- Campinas.
- Location: 22°54′22.6″S 47°05′40.2″W﻿ / ﻿22.906278°S 47.094500°W Campinas, São Paulo State, Brazil
- Date: 31 December 2016; 9 years ago Around 23:50 (BRST (UTC-02:00))
- Attack type: Familicide, Mass murder–suicide, Filicide
- Weapons: Walther P5 9mm semi-automatic pistol; Improvised Explosive Devices (unused);
- Deaths: 13 (including the perpetrator)
- Injured: 3
- Perpetrator: Sidnei Ramis de Araujo
- Motive: Custody Battle

= Campinas massacre =

2016 mass shooting in São Paulo State, Brazil

Around 23:50 BRST on 31 December 2016 (1:50 GMT on 1 January 2017), a man named Sidnei Araujo entered a home where a New Year's party was taking place and opened fire at the gathering with a Walther P5 9mm semi-automatic handgun. Araujo killed 12 people, including his estranged wife and his eight-year-old son, and wounded three others before committing suicide by shooting himself.

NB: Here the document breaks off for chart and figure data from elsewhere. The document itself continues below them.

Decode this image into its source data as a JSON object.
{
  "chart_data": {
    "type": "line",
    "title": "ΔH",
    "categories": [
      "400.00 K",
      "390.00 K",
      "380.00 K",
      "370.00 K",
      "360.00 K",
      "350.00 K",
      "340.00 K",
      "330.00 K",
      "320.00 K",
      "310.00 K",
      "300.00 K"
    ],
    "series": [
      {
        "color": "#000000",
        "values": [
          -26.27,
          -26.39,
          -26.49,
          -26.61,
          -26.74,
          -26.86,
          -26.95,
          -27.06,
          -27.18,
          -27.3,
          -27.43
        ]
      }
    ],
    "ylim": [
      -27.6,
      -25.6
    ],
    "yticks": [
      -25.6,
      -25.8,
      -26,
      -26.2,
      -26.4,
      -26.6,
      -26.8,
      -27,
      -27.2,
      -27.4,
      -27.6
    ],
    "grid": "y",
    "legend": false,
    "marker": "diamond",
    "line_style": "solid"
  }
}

Although the crime is under investigation, the motive is believed to be anger over separation with his wife. A recording of Araujo was later found in his car in which he apologized for something that would happen, without indicating specifically what it would be. It remains tied with the 1997 Santo Antônio do Potengi massacre and the 2011 Rio de Janeiro school shooting as the deadliest mass shooting by a lone gunman in Brazilian history.